Changing, but not fast enough
But in 2015, Carolyn Mazure, director of Yale School of Medicine’s women’s health research centre, concluded in the journal BMC Women’s Health that progress over the past two decades had been ‘painfully slow’.
At least the dangers of sodium valproate are now being taken seriously. In the UK, then health secretary Jeremy Hunt commissioned Baroness Julia Cumberlege, a former health minister, to examine why growing evidence of its serious pregnancy risk was not communicated to patients.
This month, UK regulator the Medicines and Healthcare Products Regulatory Agency (MHRA) issued tightened ‘pragmatic’ guidelines for medical practitioners, banning the use of sodium valproate for women of childbearing age unless there is no alternative, in which case the women must be put on a strict contraceptive programme.
Such guidance is welcome but may be hard for practitioners to fulfil, says Louise Howard, professor in Women’s Mental Health at King’s College London. ‘After all,’ she points out, ‘about half of pregnancies in such a patient population are unplanned.’
Meanwhile, we face a potentially toxic legacy of other drugs that may harbour hidden harms for women or their unborn children because in clinical safety trials they were tested only on men, male laboratory animals or tissue samples from males. Professor Howard says tackling this is a very difficult task, for the damage may be hidden in patients’ notes spread around the country like gigantic dot-to-dot puzzles that have never been joined up.

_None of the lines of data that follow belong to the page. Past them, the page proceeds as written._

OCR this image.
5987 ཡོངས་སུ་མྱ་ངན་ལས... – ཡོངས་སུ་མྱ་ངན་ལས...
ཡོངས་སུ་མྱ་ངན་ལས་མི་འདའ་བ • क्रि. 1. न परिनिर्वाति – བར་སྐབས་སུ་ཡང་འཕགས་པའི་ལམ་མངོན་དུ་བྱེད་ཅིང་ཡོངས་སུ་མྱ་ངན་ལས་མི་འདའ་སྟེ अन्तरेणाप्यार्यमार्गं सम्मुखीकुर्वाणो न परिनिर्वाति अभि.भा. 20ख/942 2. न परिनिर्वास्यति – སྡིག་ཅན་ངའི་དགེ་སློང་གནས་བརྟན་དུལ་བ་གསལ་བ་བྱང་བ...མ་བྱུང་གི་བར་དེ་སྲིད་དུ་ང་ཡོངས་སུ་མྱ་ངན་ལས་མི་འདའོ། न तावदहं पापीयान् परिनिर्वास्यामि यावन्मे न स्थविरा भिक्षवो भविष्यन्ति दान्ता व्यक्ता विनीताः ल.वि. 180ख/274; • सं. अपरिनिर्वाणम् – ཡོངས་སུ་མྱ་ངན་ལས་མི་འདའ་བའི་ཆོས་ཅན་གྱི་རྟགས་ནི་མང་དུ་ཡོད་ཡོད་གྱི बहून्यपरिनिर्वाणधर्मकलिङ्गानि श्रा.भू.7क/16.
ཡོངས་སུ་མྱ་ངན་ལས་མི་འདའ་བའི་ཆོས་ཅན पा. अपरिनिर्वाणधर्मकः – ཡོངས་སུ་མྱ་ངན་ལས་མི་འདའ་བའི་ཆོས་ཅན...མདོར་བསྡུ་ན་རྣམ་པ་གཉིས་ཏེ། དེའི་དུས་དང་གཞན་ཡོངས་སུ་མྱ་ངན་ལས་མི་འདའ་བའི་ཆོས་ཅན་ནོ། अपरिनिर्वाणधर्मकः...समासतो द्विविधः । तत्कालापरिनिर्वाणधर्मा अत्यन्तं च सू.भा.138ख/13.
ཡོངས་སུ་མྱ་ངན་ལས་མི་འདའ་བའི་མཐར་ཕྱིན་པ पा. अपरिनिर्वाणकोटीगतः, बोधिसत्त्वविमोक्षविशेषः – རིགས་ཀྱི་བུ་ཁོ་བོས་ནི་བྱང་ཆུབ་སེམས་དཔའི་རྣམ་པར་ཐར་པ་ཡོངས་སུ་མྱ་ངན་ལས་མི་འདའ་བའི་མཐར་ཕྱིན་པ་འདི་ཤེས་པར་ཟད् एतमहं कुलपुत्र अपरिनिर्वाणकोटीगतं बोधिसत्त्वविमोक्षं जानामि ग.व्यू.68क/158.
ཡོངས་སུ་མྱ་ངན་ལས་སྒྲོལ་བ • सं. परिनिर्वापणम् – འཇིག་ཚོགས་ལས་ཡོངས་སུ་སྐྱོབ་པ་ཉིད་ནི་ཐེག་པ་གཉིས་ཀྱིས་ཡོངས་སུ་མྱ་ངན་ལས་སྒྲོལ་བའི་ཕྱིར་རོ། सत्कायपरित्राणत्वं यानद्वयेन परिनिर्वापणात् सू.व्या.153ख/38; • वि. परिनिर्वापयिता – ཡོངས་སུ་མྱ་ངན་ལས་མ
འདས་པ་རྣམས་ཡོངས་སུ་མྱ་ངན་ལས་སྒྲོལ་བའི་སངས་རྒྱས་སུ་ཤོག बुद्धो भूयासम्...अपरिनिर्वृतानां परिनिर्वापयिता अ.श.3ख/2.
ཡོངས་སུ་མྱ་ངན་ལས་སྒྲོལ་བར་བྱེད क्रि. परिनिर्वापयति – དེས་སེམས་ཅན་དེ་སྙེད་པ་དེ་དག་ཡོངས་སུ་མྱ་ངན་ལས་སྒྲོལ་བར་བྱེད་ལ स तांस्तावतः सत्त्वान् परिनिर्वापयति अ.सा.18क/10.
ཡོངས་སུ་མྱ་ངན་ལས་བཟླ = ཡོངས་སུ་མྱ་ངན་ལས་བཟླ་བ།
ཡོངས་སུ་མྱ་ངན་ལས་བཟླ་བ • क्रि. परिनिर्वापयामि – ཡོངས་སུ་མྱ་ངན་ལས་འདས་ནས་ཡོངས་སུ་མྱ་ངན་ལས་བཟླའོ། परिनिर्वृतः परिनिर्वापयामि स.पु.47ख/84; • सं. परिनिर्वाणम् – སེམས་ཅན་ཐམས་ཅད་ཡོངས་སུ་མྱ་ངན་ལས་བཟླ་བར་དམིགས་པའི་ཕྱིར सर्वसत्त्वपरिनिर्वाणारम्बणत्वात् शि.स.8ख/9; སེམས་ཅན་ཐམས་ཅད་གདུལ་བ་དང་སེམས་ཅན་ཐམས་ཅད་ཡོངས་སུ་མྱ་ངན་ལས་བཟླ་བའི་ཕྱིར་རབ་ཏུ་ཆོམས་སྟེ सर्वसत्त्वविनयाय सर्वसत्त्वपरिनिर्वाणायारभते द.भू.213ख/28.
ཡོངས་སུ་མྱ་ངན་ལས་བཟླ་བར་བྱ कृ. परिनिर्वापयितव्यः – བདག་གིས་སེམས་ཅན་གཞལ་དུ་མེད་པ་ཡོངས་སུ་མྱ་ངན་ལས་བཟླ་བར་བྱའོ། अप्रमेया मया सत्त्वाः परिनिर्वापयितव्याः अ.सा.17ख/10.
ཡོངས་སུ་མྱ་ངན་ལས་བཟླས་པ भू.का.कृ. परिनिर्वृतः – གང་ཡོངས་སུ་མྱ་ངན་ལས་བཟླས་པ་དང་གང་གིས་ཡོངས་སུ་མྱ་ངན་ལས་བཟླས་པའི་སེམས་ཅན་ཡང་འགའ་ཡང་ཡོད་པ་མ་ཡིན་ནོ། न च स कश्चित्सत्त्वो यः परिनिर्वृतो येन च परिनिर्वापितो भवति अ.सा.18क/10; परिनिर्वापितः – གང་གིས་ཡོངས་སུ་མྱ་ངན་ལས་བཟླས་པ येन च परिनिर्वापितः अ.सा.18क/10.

‘We need investment in research to establish the big picture,’ she says. ‘There is increased interest in thinking about this but not much research in the UK. And, sadly, the information available is not well collated.’
As well as trying to unpick past mistakes, Professor Howard wants an end to the practice of concentrating on male bodies and brains in clinical studies.
‘For the good of women,’ she told Good Health, ‘we need research funders to ensure studies and data are gender-sensitive.’
Susan, meanwhile, tries to remain philosophical about her difficulties. ‘My children will always struggle and I will always carry the guilt,’ she says.